Jimmy Conlon (Neeson) is an Irish Mafia-connected alcoholic living in a state of perpetual depression. His son Mike (Kinnaman) works as a boxing coach and chauffeur. When Mike accepts a job driving Danny Maguire (Boyd Holbrook), son of mob boss and Jimmy’s longtime associate Shawn Maguire (Ed Harris), he winds up witnessing a murder. Most of Run All Night unfolds over a very long, dark night as Jimmy attempts to keep his son alive after Mike shoots Danny dead in self defense. A distressing lack of thrills keeps the film from ever developing any real sense of excitement. It does have atmosphere to spare, but that’s just not enough to carry it.
The supporting cast also includes Bruce McGill, Vincent D’Onofrio, Génesis Rodríguez, Common, and Nick Nolte (in a cameo).
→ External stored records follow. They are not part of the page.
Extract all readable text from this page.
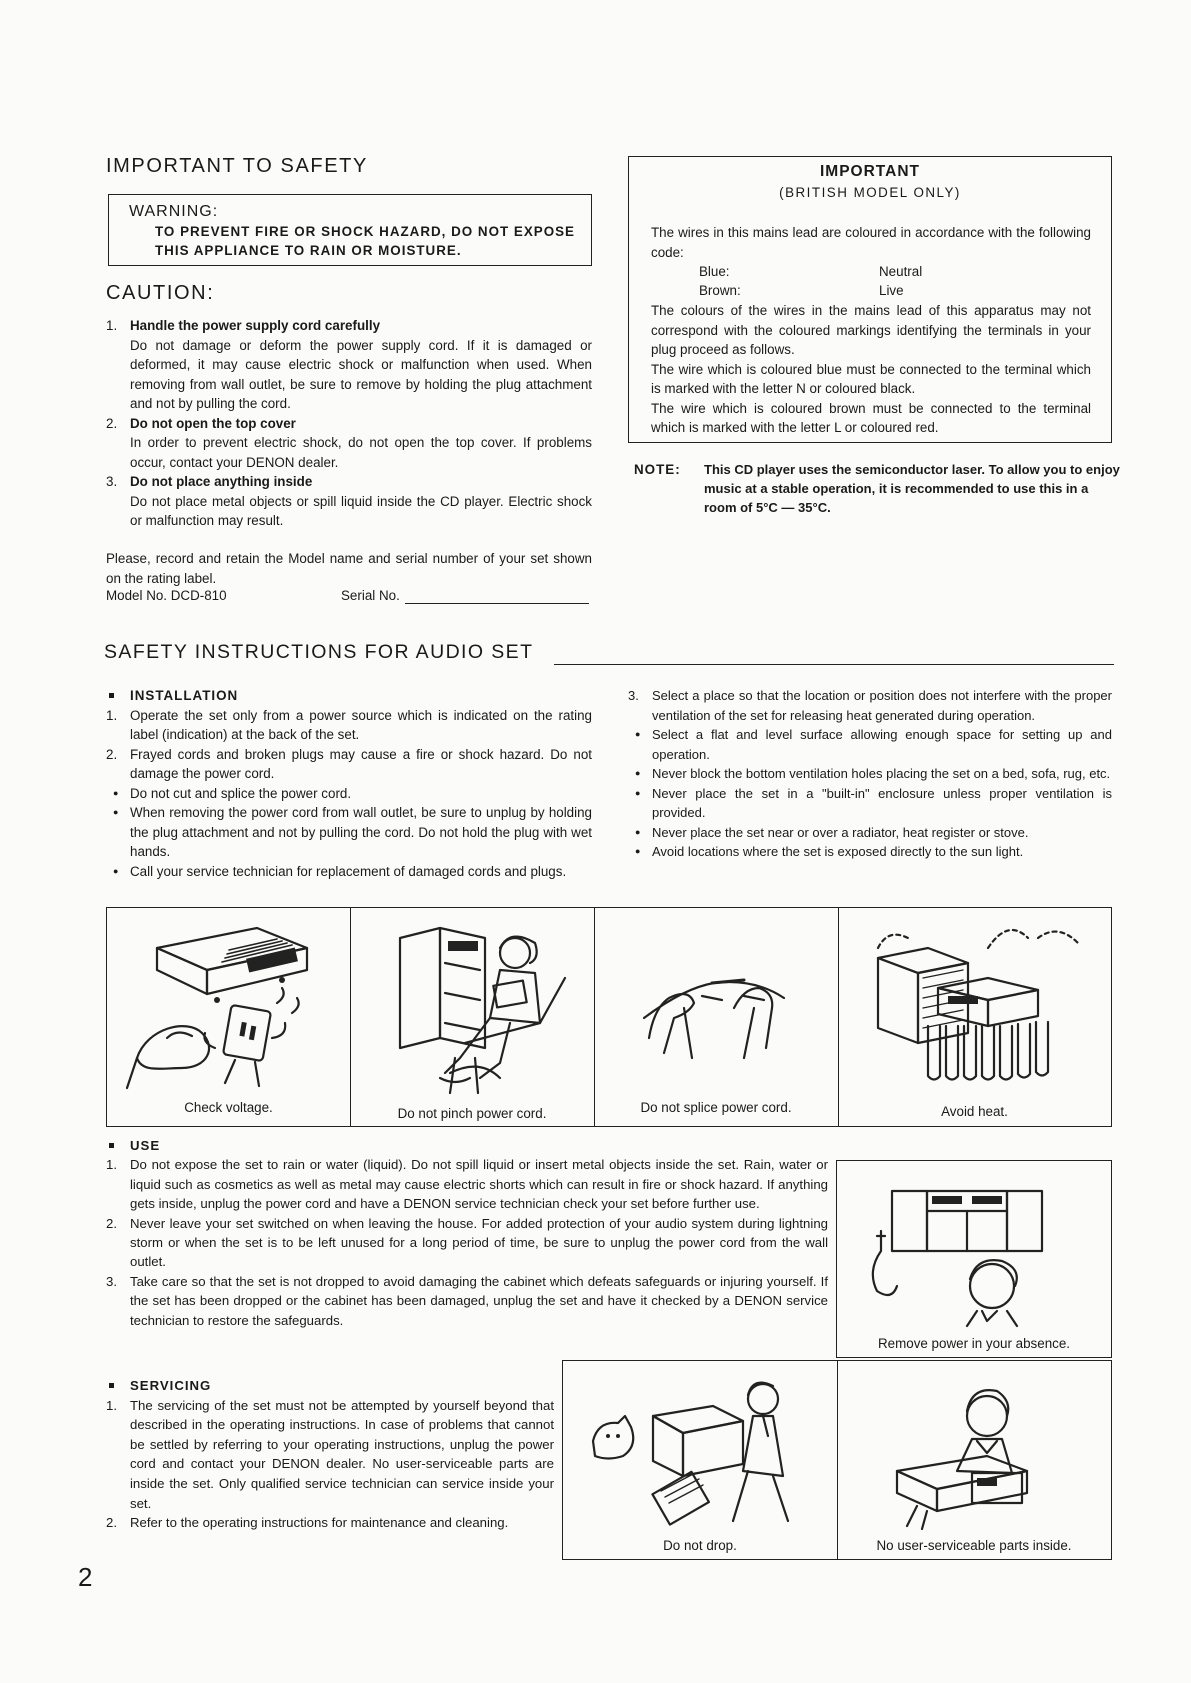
IMPORTANT TO SAFETY
WARNING:
TO PREVENT FIRE OR SHOCK HAZARD, DO NOT EXPOSE THIS APPLIANCE TO RAIN OR MOISTURE.
CAUTION:
1. Handle the power supply cord carefully
Do not damage or deform the power supply cord. If it is damaged or deformed, it may cause electric shock or malfunction when used. When removing from wall outlet, be sure to remove by holding the plug attachment and not by pulling the cord.
2. Do not open the top cover
In order to prevent electric shock, do not open the top cover. If problems occur, contact your DENON dealer.
3. Do not place anything inside
Do not place metal objects or spill liquid inside the CD player. Electric shock or malfunction may result.
Please, record and retain the Model name and serial number of your set shown on the rating label.
Model No. DCD-810	Serial No.
IMPORTANT
(BRITISH MODEL ONLY)
The wires in this mains lead are coloured in accordance with the following code:
Blue:	Neutral
Brown:	Live
The colours of the wires in the mains lead of this apparatus may not correspond with the coloured markings identifying the terminals in your plug proceed as follows.
The wire which is coloured blue must be connected to the terminal which is marked with the letter N or coloured black.
The wire which is coloured brown must be connected to the terminal which is marked with the letter L or coloured red.
NOTE: This CD player uses the semiconductor laser. To allow you to enjoy music at a stable operation, it is recommended to use this in a room of 5°C — 35°C.
SAFETY INSTRUCTIONS FOR AUDIO SET
INSTALLATION
1. Operate the set only from a power source which is indicated on the rating label (indication) at the back of the set.
2. Frayed cords and broken plugs may cause a fire or shock hazard. Do not damage the power cord.
● Do not cut and splice the power cord.
● When removing the power cord from wall outlet, be sure to unplug by holding the plug attachment and not by pulling the cord. Do not hold the plug with wet hands.
● Call your service technician for replacement of damaged cords and plugs.
3. Select a place so that the location or position does not interfere with the proper ventilation of the set for releasing heat generated during operation.
● Select a flat and level surface allowing enough space for setting up and operation.
● Never block the bottom ventilation holes placing the set on a bed, sofa, rug, etc.
● Never place the set in a "built-in" enclosure unless proper ventilation is provided.
● Never place the set near or over a radiator, heat register or stove.
● Avoid locations where the set is exposed directly to the sun light.
Check voltage.	Do not pinch power cord.	Do not splice power cord.	Avoid heat.
USE
1. Do not expose the set to rain or water (liquid). Do not spill liquid or insert metal objects inside the set. Rain, water or liquid such as cosmetics as well as metal may cause electric shorts which can result in fire or shock hazard. If anything gets inside, unplug the power cord and have a DENON service technician check your set before further use.
2. Never leave your set switched on when leaving the house. For added protection of your audio system during lightning storm or when the set is to be left unused for a long period of time, be sure to unplug the power cord from the wall outlet.
3. Take care so that the set is not dropped to avoid damaging the cabinet which defeats safeguards or injuring yourself. If the set has been dropped or the cabinet has been damaged, unplug the set and have it checked by a DENON service technician to restore the safeguards.
Remove power in your absence.
SERVICING
1. The servicing of the set must not be attempted by yourself beyond that described in the operating instructions. In case of problems that cannot be settled by referring to your operating instructions, unplug the power cord and contact your DENON dealer. No user-serviceable parts are inside the set. Only qualified service technician can service inside your set.
2. Refer to the operating instructions for maintenance and cleaning.
Do not drop.	No user-serviceable parts inside.
2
You’d think that with this group of actors, director Collet-Serra (whose previous work with Neeson includes the more exciting films Unknown and Non-Stop) would have a field day. But the dialogue doesn’t have any zip and the action-oriented scenes are uniformly limp. In fact, if you’re behind on films featuring Liam Neeson portraying a man in possession of “a very particular set of skills,” definitely try out the imperfect but very underrated A Walk Among the Tombstones.
Warner Bros.’ Blu-ray presentation is rock solid, as it should be for a major theatrical release. Martin Ruhe’s cinematography is dark and moody, but the high definition transfer never sacrifices clarity or fine detail. It’s getting increasingly harder to muster excitement for a 1080p presentation of a new, studio-backed movie; there’s no reason, after all for it to look anything less than basically perfect. More exciting is the DTS-HD MA 7.1 soundtrack, which is notably enveloping and extremely dynamic. The original score by Junkie XL is but one of many layers within this complex, kinetic, first-rate audio mix.
The Blu-ray Combo Pack, in addition to a standard DVD and downloadable Digital HD copy, contains a pair of exclusive featurettes: “Shoot All Night” and “Action All Night.” Neither is especially informative, but it’s nice to have something. Both the Blu-ray and standard DVD edition include deleted scenes as well. It’s not a particularly robust selection of extras, but that’s not surprisingly given the lukewarm reaction the film received.
In the end, Run All Night is best left to the most devoted of hardcore Liam Neeson fans.